33. La casita de Atahualpa

 In Blog, Guía Existencial Argentina, III. Provincias

Atahualpa Yupanqui fue el Bob Dylan argentino: a mí eso me lo dicen las rutas, por las que casi siempre voy escuchando a uno de los dos. Si Héctor Roberto Chavero hubiera nacido treinta o cuarenta años más tarde, como Robert Zimmerman, esta verdad sería tan obvia que nadie osaría discutirla. Antes de llamarse Atahualpa, Yupanqui vivió varios años on the road como cantautor con su guitarra entre varias provincias argentinas, Bolivia, Brasil y Uruguay. Como Dylan, Yupanqui es un gran poeta y el más intenso intérprete de sus propias canciones aunque técnicamente no sean grandes guitarristas o cantores. Lo que en Dylan es la meteorología (lluvia, viento, nubes, etcétera) en Yupanqui es el camino, la distancia, el andar lejos del lugar de uno pero cerca de uno mismo.
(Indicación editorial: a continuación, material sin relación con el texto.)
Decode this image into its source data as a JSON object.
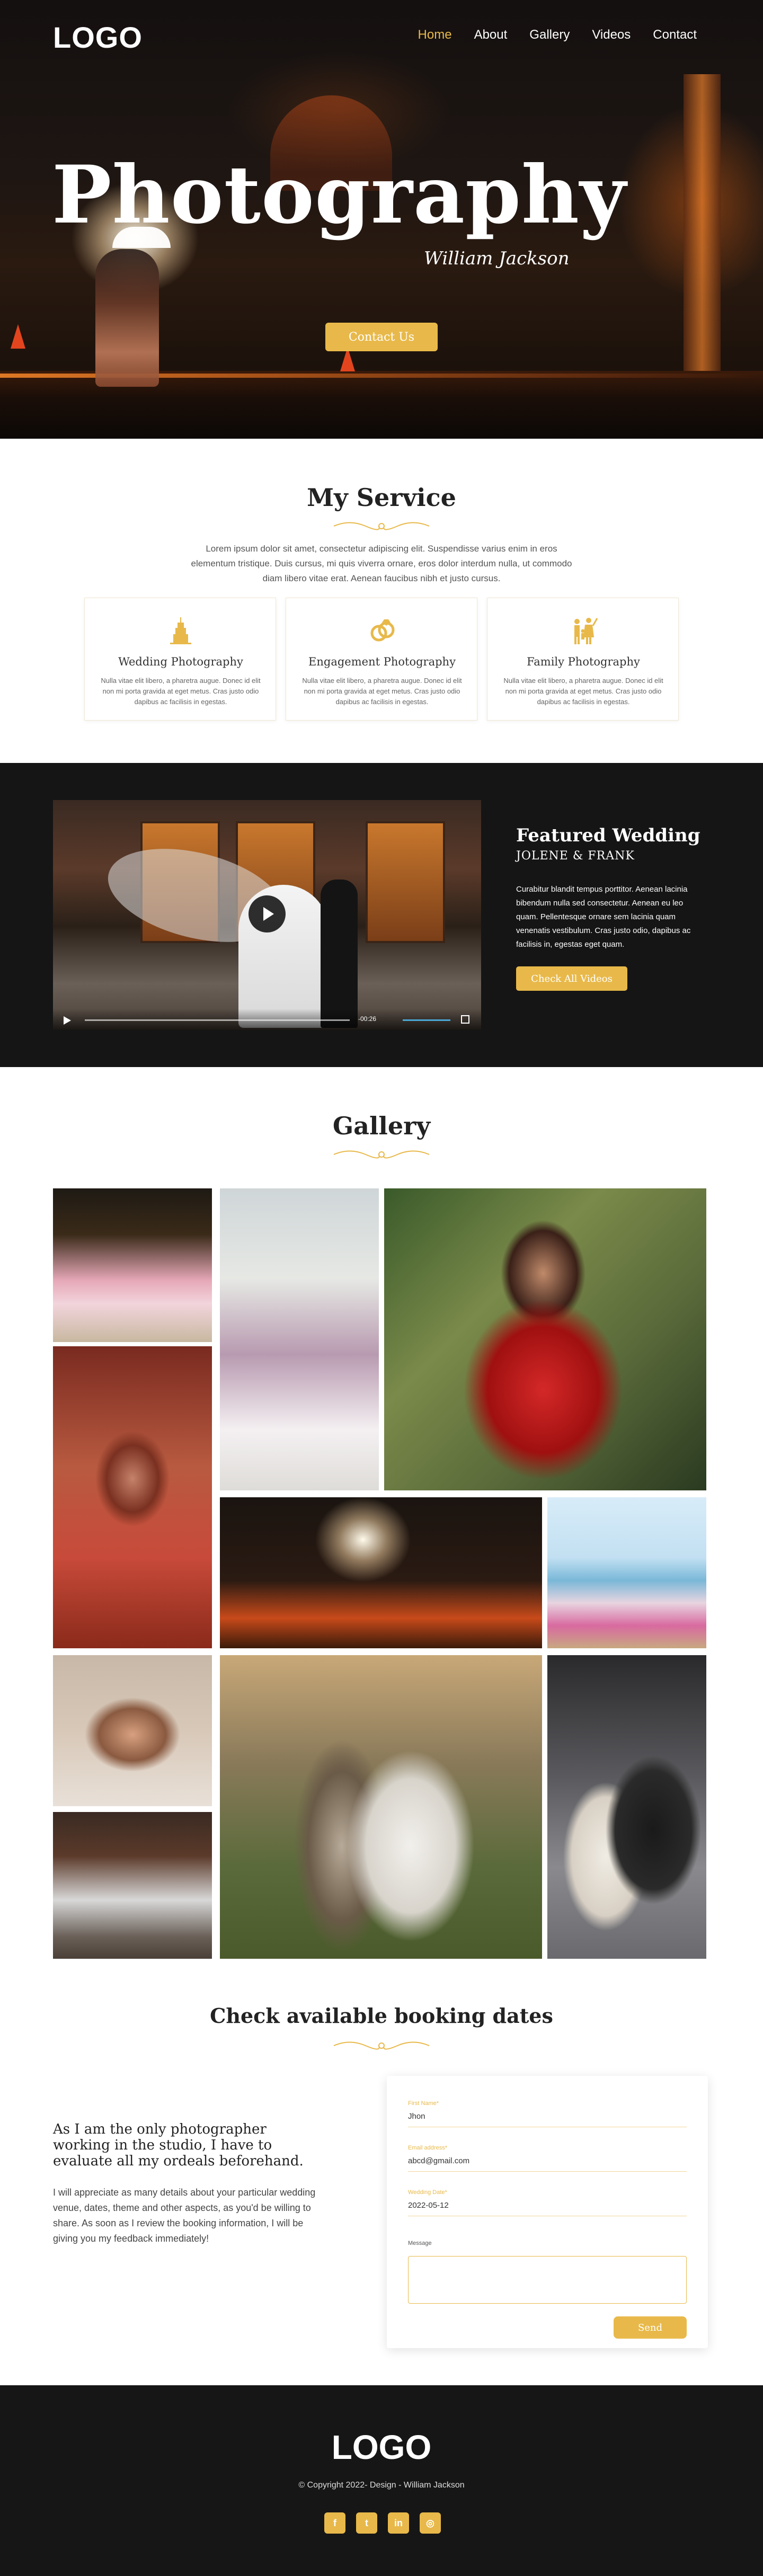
{
  "nav": {
    "logo": "LOGO",
    "items": [
      {
        "label": "Home",
        "active": true
      },
      {
        "label": "About"
      },
      {
        "label": "Gallery"
      },
      {
        "label": "Videos"
      },
      {
        "label": "Contact"
      }
    ]
  },
  "hero": {
    "title": "Photography",
    "subtitle": "William Jackson",
    "button": "Contact Us"
  },
  "service": {
    "title": "My Service",
    "text": "Lorem ipsum dolor sit amet, consectetur adipiscing elit. Suspendisse varius enim in eros elementum tristique. Duis cursus, mi quis viverra ornare, eros dolor interdum nulla, ut commodo diam libero vitae erat. Aenean faucibus nibh et justo cursus.",
    "cards": [
      {
        "icon": "cake-icon",
        "title": "Wedding Photography",
        "text": "Nulla vitae elit libero, a pharetra augue. Donec id elit non mi porta gravida at eget metus. Cras justo odio dapibus ac facilisis in egestas."
      },
      {
        "icon": "rings-icon",
        "title": "Engagement Photography",
        "text": "Nulla vitae elit libero, a pharetra augue. Donec id elit non mi porta gravida at eget metus. Cras justo odio dapibus ac facilisis in egestas."
      },
      {
        "icon": "family-icon",
        "title": "Family Photography",
        "text": "Nulla vitae elit libero, a pharetra augue. Donec id elit non mi porta gravida at eget metus. Cras justo odio dapibus ac facilisis in egestas."
      }
    ]
  },
  "featured": {
    "title": "Featured Wedding",
    "subtitle": "JOLENE & FRANK",
    "text": "Curabitur blandit tempus porttitor. Aenean lacinia bibendum nulla sed consectetur. Aenean eu leo quam. Pellentesque ornare sem lacinia quam venenatis vestibulum. Cras justo odio, dapibus ac facilisis in, egestas eget quam.",
    "button": "Check All Videos",
    "video_time": "-00:26"
  },
  "gallery": {
    "title": "Gallery"
  },
  "booking": {
    "title": "Check available booking dates",
    "heading": "As I am the only photographer working in the studio, I have to evaluate all my ordeals beforehand.",
    "text": "I will appreciate as many details about your particular wedding venue, dates, theme and other aspects, as you'd be willing to share. As soon as I review the booking information, I will be giving you my feedback immediately!",
    "form": {
      "name_label": "First Name*",
      "name_value": "Jhon",
      "email_label": "Email address*",
      "email_value": "abcd@gmail.com",
      "date_label": "Wedding Date*",
      "date_value": "2022-05-12",
      "message_label": "Message",
      "send": "Send"
    }
  },
  "footer": {
    "logo": "LOGO",
    "copyright": "© Copyright 2022- Design - William Jackson",
    "socials": [
      {
        "icon": "facebook-icon",
        "glyph": "f"
      },
      {
        "icon": "twitter-icon",
        "glyph": "t"
      },
      {
        "icon": "linkedin-icon",
        "glyph": "in"
      },
      {
        "icon": "instagram-icon",
        "glyph": "◎"
      }
    ]
  },
  "colors": {
    "accent": "#e8b94a",
    "dark": "#151515"
  }
}
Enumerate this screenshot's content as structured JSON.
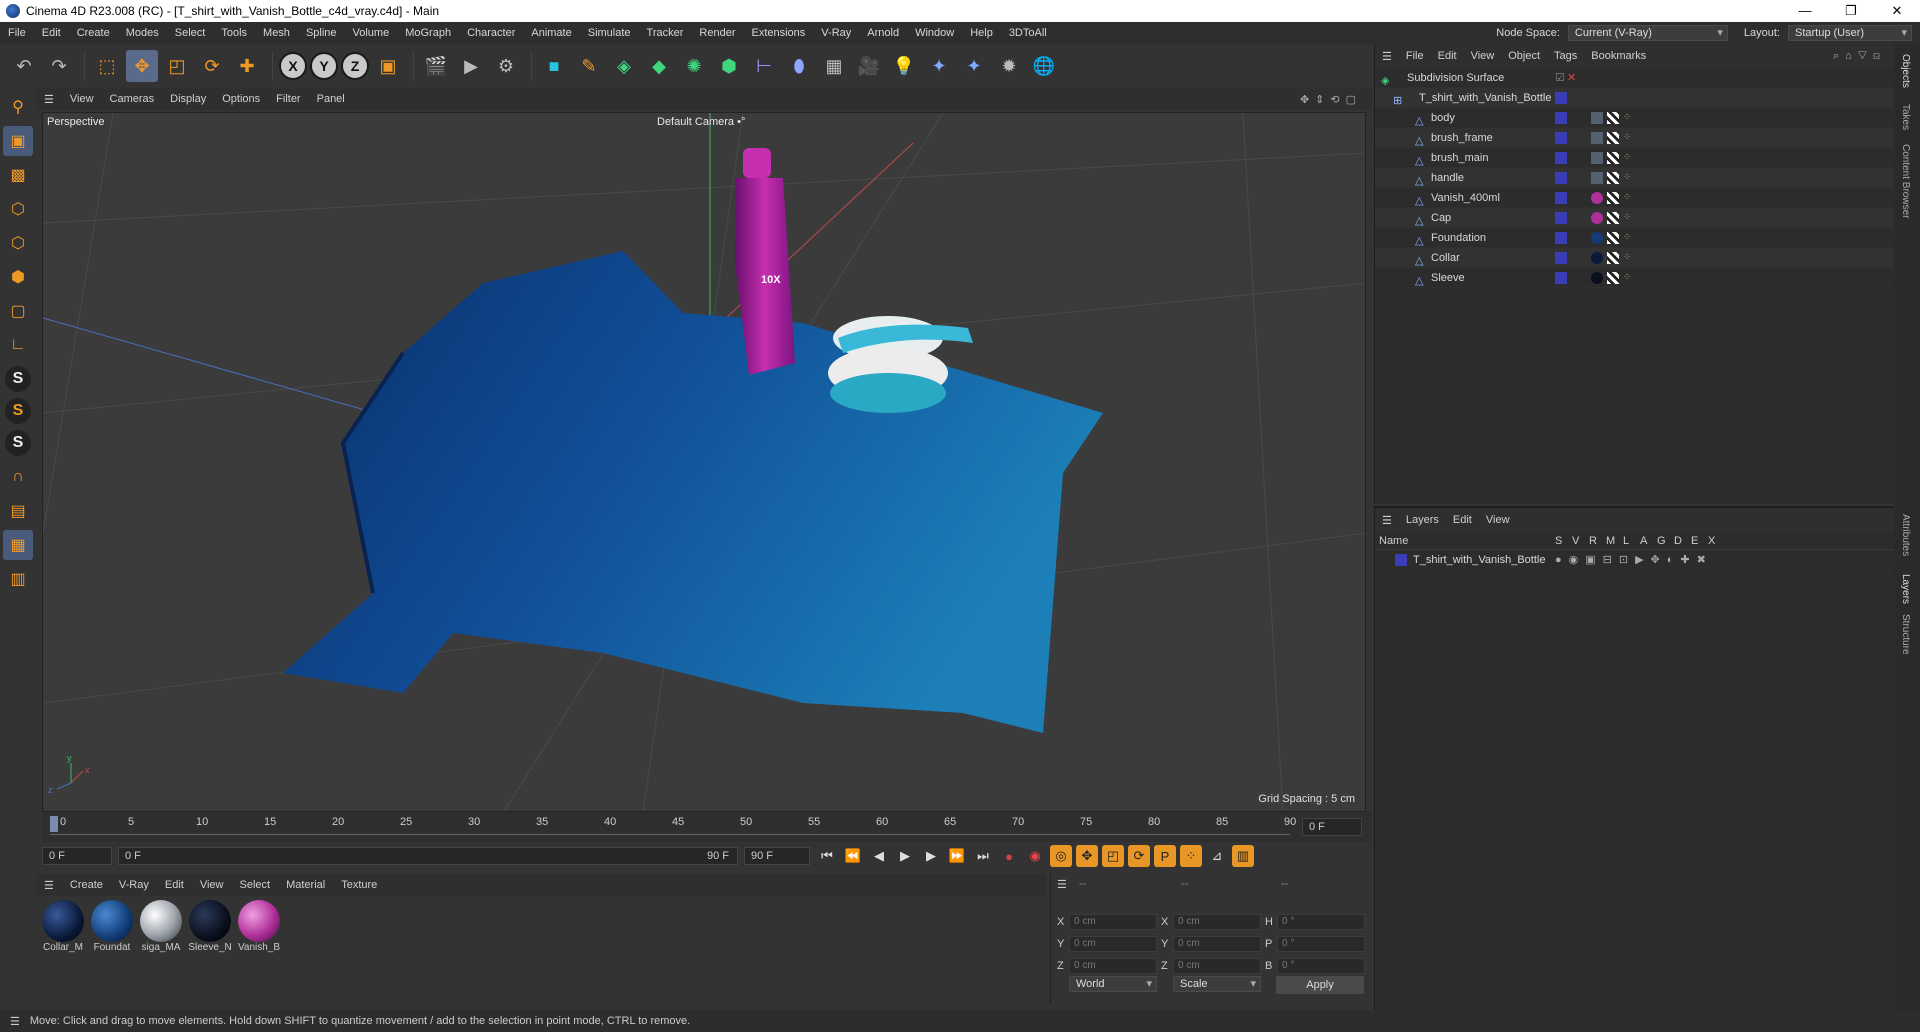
{
  "window": {
    "title": "Cinema 4D R23.008 (RC) - [T_shirt_with_Vanish_Bottle_c4d_vray.c4d] - Main",
    "minimize": "—",
    "maximize": "❐",
    "close": "✕"
  },
  "menubar": {
    "items": [
      "File",
      "Edit",
      "Create",
      "Modes",
      "Select",
      "Tools",
      "Mesh",
      "Spline",
      "Volume",
      "MoGraph",
      "Character",
      "Animate",
      "Simulate",
      "Tracker",
      "Render",
      "Extensions",
      "V-Ray",
      "Arnold",
      "Window",
      "Help",
      "3DToAll"
    ],
    "node_space_label": "Node Space:",
    "node_space_value": "Current (V-Ray)",
    "layout_label": "Layout:",
    "layout_value": "Startup (User)"
  },
  "viewport": {
    "menu": [
      "View",
      "Cameras",
      "Display",
      "Options",
      "Filter",
      "Panel"
    ],
    "label": "Perspective",
    "camera": "Default Camera",
    "camera_suffix": "•°",
    "grid_spacing": "Grid Spacing : 5 cm",
    "axis_x": "x",
    "axis_y": "y",
    "axis_z": "z"
  },
  "timeline": {
    "ticks": [
      "0",
      "5",
      "10",
      "15",
      "20",
      "25",
      "30",
      "35",
      "40",
      "45",
      "50",
      "55",
      "60",
      "65",
      "70",
      "75",
      "80",
      "85",
      "90"
    ],
    "current_frame": "0 F",
    "right_frame": "0 F",
    "start_field": "0 F",
    "range_start": "0 F",
    "range_end": "90 F",
    "end_field": "90 F"
  },
  "materials": {
    "menu": [
      "Create",
      "V-Ray",
      "Edit",
      "View",
      "Select",
      "Material",
      "Texture"
    ],
    "items": [
      {
        "name": "Collar_M",
        "color": "#0b1a3a"
      },
      {
        "name": "Foundat",
        "color": "#123b78"
      },
      {
        "name": "siga_MA",
        "color": "#9aa0a8"
      },
      {
        "name": "Sleeve_N",
        "color": "#0a0f1c"
      },
      {
        "name": "Vanish_B",
        "color": "#b0309a"
      }
    ]
  },
  "coords": {
    "headers": [
      "--",
      "--",
      "--"
    ],
    "rows": [
      {
        "a": "X",
        "av": "0 cm",
        "b": "X",
        "bv": "0 cm",
        "c": "H",
        "cv": "0 °"
      },
      {
        "a": "Y",
        "av": "0 cm",
        "b": "Y",
        "bv": "0 cm",
        "c": "P",
        "cv": "0 °"
      },
      {
        "a": "Z",
        "av": "0 cm",
        "b": "Z",
        "bv": "0 cm",
        "c": "B",
        "cv": "0 °"
      }
    ],
    "world": "World",
    "scale": "Scale",
    "apply": "Apply"
  },
  "objects": {
    "menu": [
      "File",
      "Edit",
      "View",
      "Object",
      "Tags",
      "Bookmarks"
    ],
    "root": "Subdivision Surface",
    "group": "T_shirt_with_Vanish_Bottle",
    "items": [
      {
        "name": "body",
        "mat": "#556070"
      },
      {
        "name": "brush_frame",
        "mat": "#556070"
      },
      {
        "name": "brush_main",
        "mat": "#556070"
      },
      {
        "name": "handle",
        "mat": "#556070"
      },
      {
        "name": "Vanish_400ml",
        "mat": "#b0309a"
      },
      {
        "name": "Cap",
        "mat": "#b0309a"
      },
      {
        "name": "Foundation",
        "mat": "#123b78"
      },
      {
        "name": "Collar",
        "mat": "#0b1a3a"
      },
      {
        "name": "Sleeve",
        "mat": "#0a0f1c"
      }
    ]
  },
  "layers": {
    "menu": [
      "Layers",
      "Edit",
      "View"
    ],
    "col_name": "Name",
    "cols": [
      "S",
      "V",
      "R",
      "M",
      "L",
      "A",
      "G",
      "D",
      "E",
      "X"
    ],
    "row": "T_shirt_with_Vanish_Bottle"
  },
  "side_tabs": [
    "Objects",
    "Takes",
    "Content Browser",
    "Attributes",
    "Layers",
    "Structure"
  ],
  "status": "Move: Click and drag to move elements. Hold down SHIFT to quantize movement / add to the selection in point mode, CTRL to remove.",
  "bottle_label": "10X"
}
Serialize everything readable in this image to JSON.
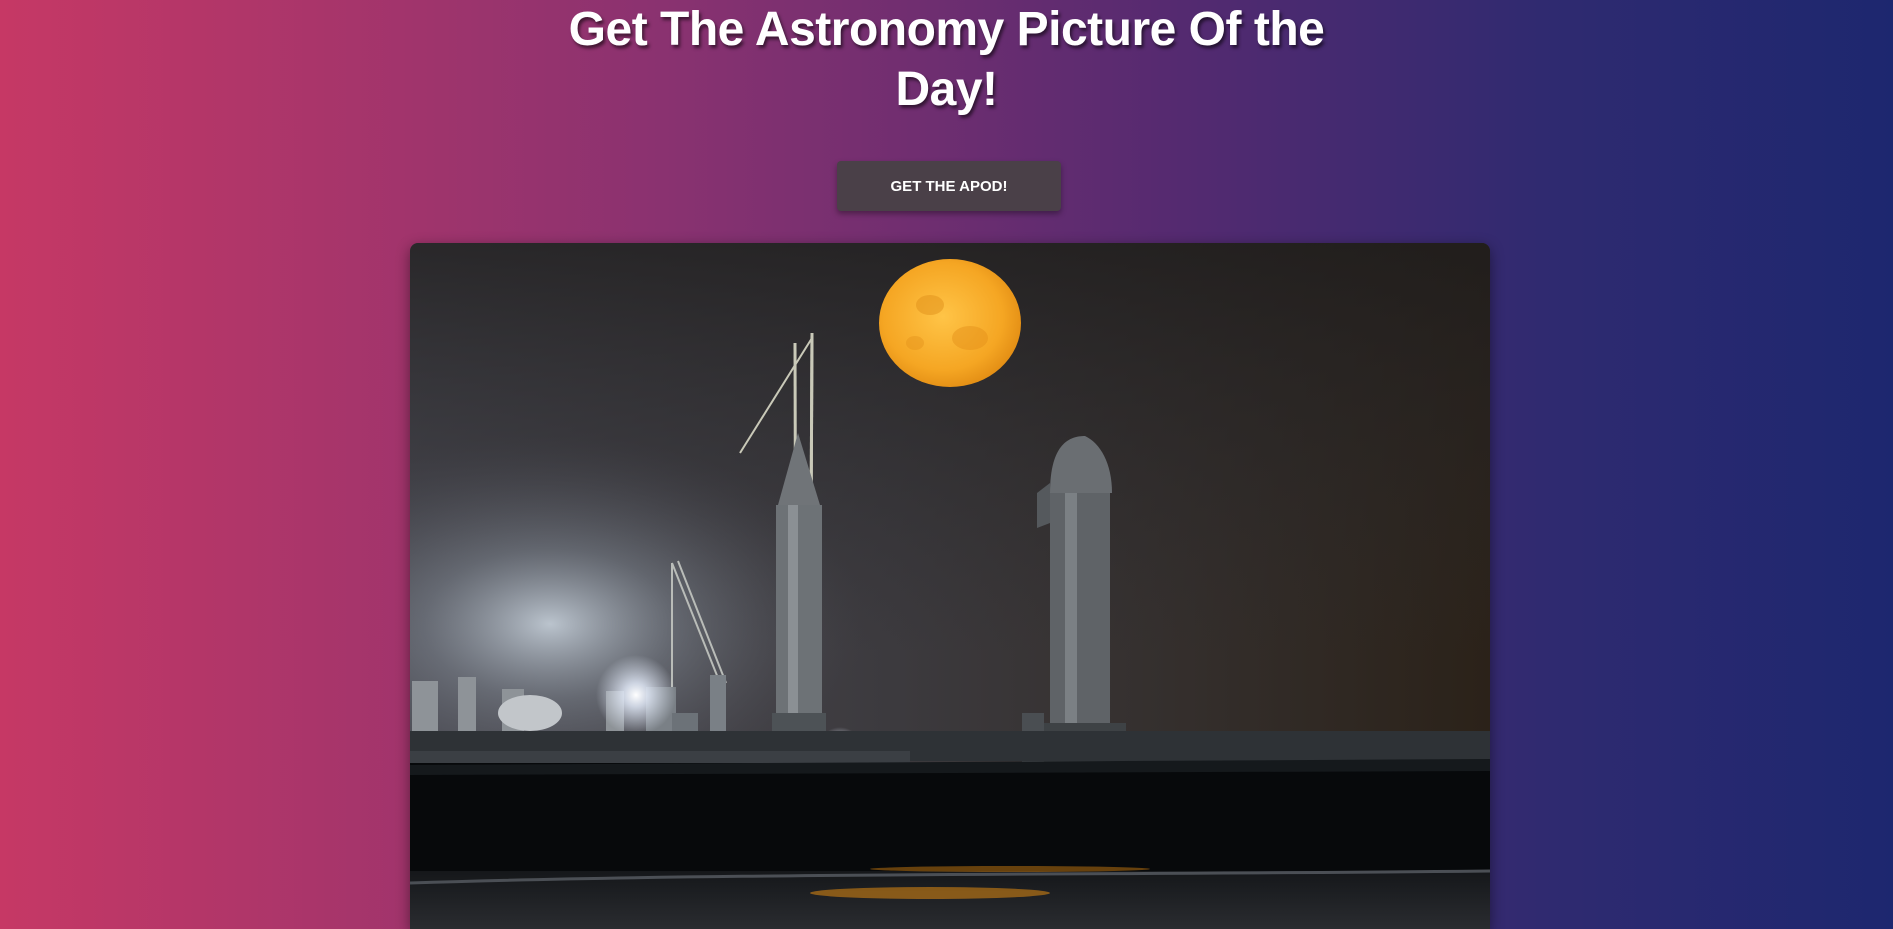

Aunque no me gustaran su voz, sus letras y su música lo mismo me gustaría Atahualpa Yupanqui por su vida. Si la calidad de un ser humano se puede medir por la talla y calidad de sus enemigos, fue uno de los argentinos más grandes del siglo XX: participó en una sublevación contra los militares a principios de los años 30 y tuvo que exiliarse en Uruguay; fue encarcelado por Perón y de nuevo exiliado; lo expulsaron del Partido Comunista Argentino en la época de Stalin; fue perseguido por los golpistas antiperonistas de la “Revolución Libertadora” y la última dictadura militar no se metió con él porque su prestigio mundial lo amparaba, pero tampoco le facilitó la vida. Un hombre que tuvo por enemigos a fascistas, peronistas, estalinistas y militares antiperonistas es un ejemplo cívico que debería enseñarse en las escuelas.

No soy capaz de admirar a ningún artista viviente: ni siquiera a Bob Dylan lo admiro, sino que me gusta mucho (casi todo) lo que hace… desde hace, en mi caso, más de cuarenta años. Yupanqui me gustó desde que a los doce o trece años escuché por primera vez El Arriero y fue una de las puertas por donde yo (adolescente porteño de clase media) descubrí nuestro folklore.

Pero las dictaduras y los exilios se combinaron de tal forma que nunca lo escuché en vivo. Su música, sus letras y su voz siguen gustándome igual que Dylan desde mi adolescencia. Y como hace ya casi veinte años que murió, mi cerebro empezó a admirarlo al modo Mozart: lo descubrí la tarde que visité su casita-museo al pie del Cerro Colorado. En nuestro país a comenzar por la de Sarmiento en San Juan abundan las casitas-museo de próceres, escritores, pintores y coleccionistas que en general no me mueven un pelo. Pero la de don Ata me conmovió, pese a que la guía no era la más simpática de las cordobesas, que el museo es pequeño y sencillo y no pude ver su biblioteca. El hombre ya no estaba más que en cenizas bajo el roble que plantó cuando nació su primer hijo pero yo lo tenía bastante adentro a fuerza de escucharlo cuatro décadas. El lugar, algo encerrado entre los cerros para mi gusto, es de un encanto recóndito más no sea por la forma de llegar hasta allí. El cerro Colorado tiene algo de termitero, de tacurú colosal trabajado por la hormiga humana desde hace miles de años por ser un lugar tan raro en medio de lo que lo rodea. El arroyo y la arboleda agregan vida y así es fácil imaginar a don Ata haciendo asaditos, tomando vino, componiendo en el cuaderno o la guitarra, charlando a la sombra del roble, refrescándose en el arroyo, ensillando uno de sus caballos, mirando crecer los yuyos, viendo llover o pasar las nubes y circular el sol, la luna, los planetas y las estrellas fijas y fugaces. Su lugar en el mundo.